I wanted to download the ESRI Shapefile of the city urban plan that is divided into more than a hundred files (a file representing a cadastral area).
This becomes a piece of cake with Opera Developer tools and a bit of JavaScript code
let links = document.getElementsByClassName('open-data-icon-rastr open-data-link tooltipstered')
for (let link of links) {
if (link.href.indexOf('SHP') === -1) { continue;}console.log(link.href)
}
With the list saved to a file called list.txt
, wget --input-file=list.txt
will download the data. Followed by for f in *.zip; do unzip $f -d ${f%%.zip}; done
, each archive will be extracted in the directory called by its name.
Once done and assuming that the files are named consistently across the folders, ogr2ogr
will merge all of them into a single GeoPackage file, resulting in just four files. Not bad considered I began with more than a hundred × 4.
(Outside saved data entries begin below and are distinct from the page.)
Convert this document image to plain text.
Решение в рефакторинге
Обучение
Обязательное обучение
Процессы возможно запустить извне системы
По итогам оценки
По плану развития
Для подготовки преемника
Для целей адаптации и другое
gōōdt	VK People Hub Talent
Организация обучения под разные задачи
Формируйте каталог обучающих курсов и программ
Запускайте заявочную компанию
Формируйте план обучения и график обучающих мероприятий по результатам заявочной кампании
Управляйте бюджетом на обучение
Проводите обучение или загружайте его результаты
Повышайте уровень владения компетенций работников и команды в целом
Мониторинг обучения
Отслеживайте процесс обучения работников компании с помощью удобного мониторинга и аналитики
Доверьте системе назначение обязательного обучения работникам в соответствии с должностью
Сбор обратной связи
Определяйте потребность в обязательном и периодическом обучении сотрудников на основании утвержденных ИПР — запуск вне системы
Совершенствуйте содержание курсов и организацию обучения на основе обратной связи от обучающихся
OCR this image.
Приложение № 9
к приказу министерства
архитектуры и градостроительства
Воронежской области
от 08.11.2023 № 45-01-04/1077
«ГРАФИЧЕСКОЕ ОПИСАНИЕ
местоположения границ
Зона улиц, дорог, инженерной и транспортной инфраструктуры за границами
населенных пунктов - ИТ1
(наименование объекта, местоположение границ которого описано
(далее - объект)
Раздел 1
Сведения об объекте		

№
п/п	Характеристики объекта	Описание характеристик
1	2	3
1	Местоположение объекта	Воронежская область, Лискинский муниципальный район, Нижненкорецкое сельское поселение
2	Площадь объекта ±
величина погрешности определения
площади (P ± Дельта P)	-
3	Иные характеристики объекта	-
ogr2ogr -f "GPKG" pvp_fvu_p.gpkg ./PVP_fvu_p_Bechovice_SHP/PVP_fvu_p.shp
find -type f -not -path './PVP_fvu_p_Bechovice_SHP*' -iname '*fvu_p.shp' -exec ogr2ogr -update -append -f "GPKG" pvp_fvu_p.gpkg '{}' \;
ogr2ogr -f "GPKG" pvp_fvu_popis_z_a.gpkg ./PVP_fvu_p_Bechovice_SHP/PVP_fvu_popis_z_a.shp
find -type f -not -path './PVP_fvu_p_Bechovice_SHP*' -iname '*fvu_popis_z_a.shp' -exec ogr2ogr -update -append -f "GPKG" pvp_fvu_popis_z_a.gpkg '{}' \;
ogr2ogr -f "GPKG" pvp_pp_pl_a.gpkg ./PVP_fvu_p_Bechovice_SHP/PVP_pp_pl_a.shp
find -type f -not -path './PVP_fvu_p_Bechovice_SHP*' -iname '*pp_pl_a.shp' -exec ogr2ogr -update -append -f "GPKG" pvp_pp_pl_a.gpkg '{}' \;
ogr2ogr -f "GPKG" pvp_pp_s_a.gpkg ./PVP_fvu_p_Bechovice_SHP/PVP_pp_s_a.shp
find -type f -not -path './PVP_fvu_p_Bechovice_SHP*' -iname '*pp_s_a.shp' -exec ogr2ogr -update -append -f "GPKG" pvp_pp_s_a.gpkg '{}' \;
A boring task that would take me hours five years ago transformed into simple, yet fun, piece of work done in no more than half an hour.